For decades, we have watched as Japanese youth adopt baseball caps and hip-hop slang, while their elders mourn the loss of the kimono. Now, the World Cup has laid bare a potential contagion: the casual trashiness of globalised fandom. The official’s plea is not about litter.
It is about the preservation of a national character that has long defined Japan: the ability to turn even a football match into a meditation on order. The Romans, you see, had a similar obsession. They built aqueducts and sewers, and they cleaned their togas with urine.
But they also threw chariot races where the mob roared for blood and bread. Eventually, the mob forgot the aqueducts. They forgot the sewers.
They forgot the discipline that had built an empire. In the end, they were swept away by Vandals and Visigoths, who did not care for clean togas. Is Japan facing a similar decline?
The official’s plea suggests a fear that the empire of the rising sun might be slipping into a late-Roman phase of decadence, where the zeal for cleanliness is outsourced to stadiums and forgotten at home. It is a warning wrapped in a compliment. But let us not be too harsh.

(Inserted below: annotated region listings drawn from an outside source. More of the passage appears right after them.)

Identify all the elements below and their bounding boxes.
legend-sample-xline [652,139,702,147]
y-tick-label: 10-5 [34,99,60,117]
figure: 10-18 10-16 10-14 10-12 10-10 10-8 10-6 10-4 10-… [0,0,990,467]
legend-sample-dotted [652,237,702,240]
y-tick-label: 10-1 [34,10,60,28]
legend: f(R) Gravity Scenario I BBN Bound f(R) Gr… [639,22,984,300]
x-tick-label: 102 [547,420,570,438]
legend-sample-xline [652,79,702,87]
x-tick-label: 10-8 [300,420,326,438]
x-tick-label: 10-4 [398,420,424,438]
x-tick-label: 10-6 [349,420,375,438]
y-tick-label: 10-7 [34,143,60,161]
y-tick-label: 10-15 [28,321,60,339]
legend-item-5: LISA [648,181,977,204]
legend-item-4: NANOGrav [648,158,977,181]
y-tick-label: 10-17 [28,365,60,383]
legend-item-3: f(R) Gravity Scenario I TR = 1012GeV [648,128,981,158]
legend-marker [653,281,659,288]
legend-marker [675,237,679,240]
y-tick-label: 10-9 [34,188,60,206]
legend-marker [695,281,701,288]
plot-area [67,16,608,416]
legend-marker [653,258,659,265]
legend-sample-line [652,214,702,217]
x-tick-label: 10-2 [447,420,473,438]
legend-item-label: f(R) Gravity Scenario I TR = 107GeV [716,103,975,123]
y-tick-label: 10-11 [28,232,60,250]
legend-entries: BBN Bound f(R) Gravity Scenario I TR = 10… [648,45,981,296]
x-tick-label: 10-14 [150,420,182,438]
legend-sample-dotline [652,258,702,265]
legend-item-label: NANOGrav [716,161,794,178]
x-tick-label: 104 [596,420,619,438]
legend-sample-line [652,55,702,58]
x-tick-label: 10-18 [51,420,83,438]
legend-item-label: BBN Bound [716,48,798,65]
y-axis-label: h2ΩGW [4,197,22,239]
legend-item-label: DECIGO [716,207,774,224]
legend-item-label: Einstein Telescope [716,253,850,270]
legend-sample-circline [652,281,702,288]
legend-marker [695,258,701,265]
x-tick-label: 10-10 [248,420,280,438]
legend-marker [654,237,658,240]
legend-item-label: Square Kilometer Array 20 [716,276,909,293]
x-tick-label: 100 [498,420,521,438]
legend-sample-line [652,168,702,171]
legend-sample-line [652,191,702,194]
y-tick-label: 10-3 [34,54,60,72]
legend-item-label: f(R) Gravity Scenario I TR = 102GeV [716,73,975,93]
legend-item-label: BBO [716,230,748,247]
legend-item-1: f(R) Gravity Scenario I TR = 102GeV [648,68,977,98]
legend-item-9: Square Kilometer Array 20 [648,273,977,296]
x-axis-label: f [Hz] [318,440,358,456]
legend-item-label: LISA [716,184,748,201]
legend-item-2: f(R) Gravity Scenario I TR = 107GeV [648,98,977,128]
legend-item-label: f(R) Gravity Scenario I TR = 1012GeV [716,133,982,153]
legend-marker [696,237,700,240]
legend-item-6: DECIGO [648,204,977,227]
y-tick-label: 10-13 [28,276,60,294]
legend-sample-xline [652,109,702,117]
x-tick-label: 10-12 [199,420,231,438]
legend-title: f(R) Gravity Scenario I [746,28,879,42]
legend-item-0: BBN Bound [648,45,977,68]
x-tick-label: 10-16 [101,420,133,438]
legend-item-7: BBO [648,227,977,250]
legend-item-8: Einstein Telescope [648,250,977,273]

The gesture in Qatar was beautiful. It was a reminder that civility has not entirely fled the Earth. Yet the official’s call to ‘clean at home’ is the more profound message.
It asks us to consider whether our virtues are genuine or merely performative. It demands that we look beyond the headlines and ask ourselves: Are we building our own aqueducts, or just washing our stadiums for the cameras? The Japanese have set a standard.
The rest of us should follow. But let us also remember that virtue is a habit, not a holiday. Clean your home, Japan.
And the rest of you, buy a dustpan. The empire of the West needs one.